Meus fios sempre foram cacheados, mas passei a fazer escova para deixá-los
lisos e destacar os prateados. Também comecei a usar produtos específicos.
Acho
quase impossível voltar a pintar. Mas não critico quem optou por manter a
tintura. Meu processo foi difícil. Quando comecei, em março de 2020, estava
muito decidida. Leio muito sobre feminismo e empoderamento feminino e acho que
a principal lição que fica é: como mulheres, sempre seremos criticadas, sejamos
grisalhas ou tingidas. Então é preciso olhar para dentro de si e respeitar os
próprios sentimentos, sem se deixar levar por padrões impostos de beleza ou das
expectativas de parceiros e familiares. E bancar essa decisão. Se a nossa
verdade interna coincide com a deles, ótimo. Mas penso que não ouvir a própria
voz é cometer uma autoagressão.”
·
Libertação de padrões que aprisonam - Salete Aires, 67 anos, administradora de bens
imóveis
“Assumir
os cabelos brancos representou uma conquista para minha autonomia por ter
me libertado de padrões que me pressionavam”, conta.
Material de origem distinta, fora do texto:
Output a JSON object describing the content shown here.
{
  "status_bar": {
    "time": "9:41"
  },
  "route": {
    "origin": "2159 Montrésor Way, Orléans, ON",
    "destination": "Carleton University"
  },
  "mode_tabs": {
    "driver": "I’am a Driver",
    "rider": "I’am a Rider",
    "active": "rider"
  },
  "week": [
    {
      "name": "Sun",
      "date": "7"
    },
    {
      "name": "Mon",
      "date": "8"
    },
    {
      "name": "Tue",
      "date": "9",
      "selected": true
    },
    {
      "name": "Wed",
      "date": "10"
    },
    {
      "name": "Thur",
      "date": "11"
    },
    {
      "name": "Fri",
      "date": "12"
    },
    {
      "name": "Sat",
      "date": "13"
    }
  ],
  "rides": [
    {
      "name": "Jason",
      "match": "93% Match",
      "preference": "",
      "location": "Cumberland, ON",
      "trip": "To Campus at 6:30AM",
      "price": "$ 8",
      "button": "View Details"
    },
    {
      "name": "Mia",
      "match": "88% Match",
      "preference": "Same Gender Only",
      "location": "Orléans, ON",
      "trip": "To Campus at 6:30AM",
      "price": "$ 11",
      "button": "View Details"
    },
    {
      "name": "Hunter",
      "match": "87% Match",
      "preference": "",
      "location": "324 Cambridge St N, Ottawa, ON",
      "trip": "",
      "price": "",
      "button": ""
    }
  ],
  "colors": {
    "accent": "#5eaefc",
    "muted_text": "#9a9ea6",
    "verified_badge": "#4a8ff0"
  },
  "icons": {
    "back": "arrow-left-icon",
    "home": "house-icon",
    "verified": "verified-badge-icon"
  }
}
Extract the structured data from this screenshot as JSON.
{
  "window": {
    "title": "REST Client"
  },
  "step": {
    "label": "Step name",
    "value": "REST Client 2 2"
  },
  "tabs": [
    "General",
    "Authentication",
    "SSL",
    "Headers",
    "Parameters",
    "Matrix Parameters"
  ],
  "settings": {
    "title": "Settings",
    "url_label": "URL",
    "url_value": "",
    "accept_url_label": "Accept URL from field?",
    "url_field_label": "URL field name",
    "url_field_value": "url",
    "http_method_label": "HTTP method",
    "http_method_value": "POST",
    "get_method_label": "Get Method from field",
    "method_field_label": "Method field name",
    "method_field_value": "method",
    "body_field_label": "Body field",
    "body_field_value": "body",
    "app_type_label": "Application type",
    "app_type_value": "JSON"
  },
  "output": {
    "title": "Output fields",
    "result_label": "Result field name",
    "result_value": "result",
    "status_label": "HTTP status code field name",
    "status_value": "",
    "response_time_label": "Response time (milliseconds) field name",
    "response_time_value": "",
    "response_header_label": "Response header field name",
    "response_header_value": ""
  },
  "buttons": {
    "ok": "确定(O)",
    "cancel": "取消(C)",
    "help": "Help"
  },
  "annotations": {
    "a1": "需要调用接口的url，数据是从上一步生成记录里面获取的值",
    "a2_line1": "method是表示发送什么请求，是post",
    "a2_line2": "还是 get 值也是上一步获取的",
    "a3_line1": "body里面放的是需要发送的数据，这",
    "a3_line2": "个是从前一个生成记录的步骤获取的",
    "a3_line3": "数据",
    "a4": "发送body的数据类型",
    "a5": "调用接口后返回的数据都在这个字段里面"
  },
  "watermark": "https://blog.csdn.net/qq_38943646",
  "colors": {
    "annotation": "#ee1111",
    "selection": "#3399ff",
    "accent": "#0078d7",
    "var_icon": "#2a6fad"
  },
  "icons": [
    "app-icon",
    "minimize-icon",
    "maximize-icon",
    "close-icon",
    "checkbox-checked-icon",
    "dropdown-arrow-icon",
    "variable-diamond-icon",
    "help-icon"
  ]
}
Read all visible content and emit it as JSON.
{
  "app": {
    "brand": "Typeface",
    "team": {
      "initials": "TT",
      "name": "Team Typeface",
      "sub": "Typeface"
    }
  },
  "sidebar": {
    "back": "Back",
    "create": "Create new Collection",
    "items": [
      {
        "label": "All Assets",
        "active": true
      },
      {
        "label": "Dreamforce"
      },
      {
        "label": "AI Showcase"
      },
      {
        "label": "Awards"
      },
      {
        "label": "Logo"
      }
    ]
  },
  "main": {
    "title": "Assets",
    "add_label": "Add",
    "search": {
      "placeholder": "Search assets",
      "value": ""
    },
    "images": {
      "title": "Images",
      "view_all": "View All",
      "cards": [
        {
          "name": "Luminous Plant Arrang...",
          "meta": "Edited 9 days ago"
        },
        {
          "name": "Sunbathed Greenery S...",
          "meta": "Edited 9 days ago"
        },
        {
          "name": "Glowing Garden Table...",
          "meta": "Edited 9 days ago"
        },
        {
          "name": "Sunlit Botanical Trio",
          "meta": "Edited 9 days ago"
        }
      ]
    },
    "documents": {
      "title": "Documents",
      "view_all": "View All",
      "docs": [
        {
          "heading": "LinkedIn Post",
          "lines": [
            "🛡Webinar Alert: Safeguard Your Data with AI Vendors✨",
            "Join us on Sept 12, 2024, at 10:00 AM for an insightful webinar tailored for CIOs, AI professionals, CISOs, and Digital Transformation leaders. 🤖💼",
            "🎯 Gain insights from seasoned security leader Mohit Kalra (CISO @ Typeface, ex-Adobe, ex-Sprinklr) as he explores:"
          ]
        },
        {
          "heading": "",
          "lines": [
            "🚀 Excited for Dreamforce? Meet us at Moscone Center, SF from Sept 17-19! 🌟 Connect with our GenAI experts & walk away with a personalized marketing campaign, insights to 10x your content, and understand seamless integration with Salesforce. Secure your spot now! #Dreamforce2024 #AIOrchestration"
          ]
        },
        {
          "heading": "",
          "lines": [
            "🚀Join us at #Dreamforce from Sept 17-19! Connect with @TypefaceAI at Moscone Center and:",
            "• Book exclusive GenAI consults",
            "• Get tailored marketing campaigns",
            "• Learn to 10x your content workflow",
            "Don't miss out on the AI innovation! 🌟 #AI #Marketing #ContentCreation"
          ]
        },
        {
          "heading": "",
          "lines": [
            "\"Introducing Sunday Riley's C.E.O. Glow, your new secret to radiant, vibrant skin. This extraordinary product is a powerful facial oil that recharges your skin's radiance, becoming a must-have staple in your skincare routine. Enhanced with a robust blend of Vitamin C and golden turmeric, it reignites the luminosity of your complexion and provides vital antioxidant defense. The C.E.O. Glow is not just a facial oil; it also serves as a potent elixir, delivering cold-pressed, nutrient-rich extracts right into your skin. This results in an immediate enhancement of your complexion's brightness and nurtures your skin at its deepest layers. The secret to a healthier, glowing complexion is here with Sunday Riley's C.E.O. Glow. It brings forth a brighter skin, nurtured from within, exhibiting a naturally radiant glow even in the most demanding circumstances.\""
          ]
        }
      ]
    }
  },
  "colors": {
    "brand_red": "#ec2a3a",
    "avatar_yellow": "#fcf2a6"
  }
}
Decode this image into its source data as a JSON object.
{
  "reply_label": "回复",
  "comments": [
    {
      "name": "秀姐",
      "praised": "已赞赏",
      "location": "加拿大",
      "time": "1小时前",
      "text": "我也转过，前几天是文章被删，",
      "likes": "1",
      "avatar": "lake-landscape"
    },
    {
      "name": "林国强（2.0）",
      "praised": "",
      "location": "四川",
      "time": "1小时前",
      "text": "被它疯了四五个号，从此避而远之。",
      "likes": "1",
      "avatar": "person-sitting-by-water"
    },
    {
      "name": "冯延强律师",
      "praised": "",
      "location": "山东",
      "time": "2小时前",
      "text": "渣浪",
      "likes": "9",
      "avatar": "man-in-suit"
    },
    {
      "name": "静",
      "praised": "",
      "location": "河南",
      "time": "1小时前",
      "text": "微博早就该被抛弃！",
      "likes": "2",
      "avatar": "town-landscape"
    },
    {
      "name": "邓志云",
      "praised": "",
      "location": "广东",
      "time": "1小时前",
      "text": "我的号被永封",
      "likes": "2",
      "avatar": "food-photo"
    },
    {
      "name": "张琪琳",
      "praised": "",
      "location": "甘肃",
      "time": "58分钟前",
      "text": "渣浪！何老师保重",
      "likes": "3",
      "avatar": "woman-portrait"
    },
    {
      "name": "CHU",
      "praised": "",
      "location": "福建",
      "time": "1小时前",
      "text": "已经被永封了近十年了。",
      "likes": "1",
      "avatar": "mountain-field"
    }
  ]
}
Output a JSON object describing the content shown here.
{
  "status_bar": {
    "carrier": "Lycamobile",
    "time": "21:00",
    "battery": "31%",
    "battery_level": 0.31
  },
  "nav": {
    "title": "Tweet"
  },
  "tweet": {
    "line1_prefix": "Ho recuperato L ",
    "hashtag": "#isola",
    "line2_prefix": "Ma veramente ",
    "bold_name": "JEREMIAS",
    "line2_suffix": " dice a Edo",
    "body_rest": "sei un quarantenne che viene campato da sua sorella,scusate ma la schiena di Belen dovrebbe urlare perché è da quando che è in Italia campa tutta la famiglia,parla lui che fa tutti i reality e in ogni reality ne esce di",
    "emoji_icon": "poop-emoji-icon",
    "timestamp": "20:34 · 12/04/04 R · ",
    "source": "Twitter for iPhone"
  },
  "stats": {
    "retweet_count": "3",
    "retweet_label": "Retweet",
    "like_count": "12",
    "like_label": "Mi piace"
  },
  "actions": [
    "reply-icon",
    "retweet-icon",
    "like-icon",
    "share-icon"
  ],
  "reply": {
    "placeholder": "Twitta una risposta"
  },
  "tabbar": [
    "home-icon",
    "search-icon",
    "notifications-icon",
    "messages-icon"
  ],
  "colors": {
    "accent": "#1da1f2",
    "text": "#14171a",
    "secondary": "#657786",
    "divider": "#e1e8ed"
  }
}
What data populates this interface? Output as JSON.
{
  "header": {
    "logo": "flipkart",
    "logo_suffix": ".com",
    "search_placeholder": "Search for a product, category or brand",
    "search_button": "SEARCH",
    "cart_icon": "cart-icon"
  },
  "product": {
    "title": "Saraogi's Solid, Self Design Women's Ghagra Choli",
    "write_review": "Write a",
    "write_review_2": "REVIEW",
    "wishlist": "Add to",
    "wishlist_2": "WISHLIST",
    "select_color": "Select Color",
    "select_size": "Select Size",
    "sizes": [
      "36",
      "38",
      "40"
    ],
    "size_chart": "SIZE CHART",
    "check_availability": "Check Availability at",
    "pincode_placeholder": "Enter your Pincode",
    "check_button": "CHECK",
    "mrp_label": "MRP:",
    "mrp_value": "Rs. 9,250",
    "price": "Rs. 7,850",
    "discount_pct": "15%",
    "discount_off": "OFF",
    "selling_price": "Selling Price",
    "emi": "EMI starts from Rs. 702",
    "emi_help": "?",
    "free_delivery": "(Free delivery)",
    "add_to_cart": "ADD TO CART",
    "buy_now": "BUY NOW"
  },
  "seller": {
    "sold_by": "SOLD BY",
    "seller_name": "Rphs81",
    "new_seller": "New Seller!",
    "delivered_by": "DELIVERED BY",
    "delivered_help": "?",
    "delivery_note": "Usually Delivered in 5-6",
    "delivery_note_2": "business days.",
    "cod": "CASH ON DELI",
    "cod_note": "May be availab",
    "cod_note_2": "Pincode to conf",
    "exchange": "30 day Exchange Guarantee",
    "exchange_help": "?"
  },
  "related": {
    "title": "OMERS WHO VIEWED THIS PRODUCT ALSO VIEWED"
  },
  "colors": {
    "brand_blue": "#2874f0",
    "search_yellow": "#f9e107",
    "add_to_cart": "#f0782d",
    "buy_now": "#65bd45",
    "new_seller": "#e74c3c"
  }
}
Mas não foi sempre assim.
Salete relata que passou por um processo difícil de transição. Em um
determinado momento, desistiu e voltou a usar tonalizante em seus cabelos, já
que ela tinha alergia a tinturas convencionais. Foi muito criticada por
amigos e familiares, mas disse que ela mesma não estava preparada para passar
por tal processo. Com os cabelos brancos, ela se olhava para o espelho e se
sentia triste e envelhecida.
Durante
a pandemia de covid-19 em que foi preciso ficar mais reclusa, voltou a pensar
em deixar os cabelos brancos, porém, desta vez estava mais determinada e certa
do que queria. Recebeu apoio das filhas e do próprio cabelereiro. Seguiu em
frente.
Hoje,
sente que foi a melhor coisa que fez. Ela recebe elogios de pessoas de várias
faixas etárias e gêneros. “A beleza que há em mim é a manifestação do que eu
realmente sou e da minha aceitação. Isto me torna bela, leve e feliz”, diz.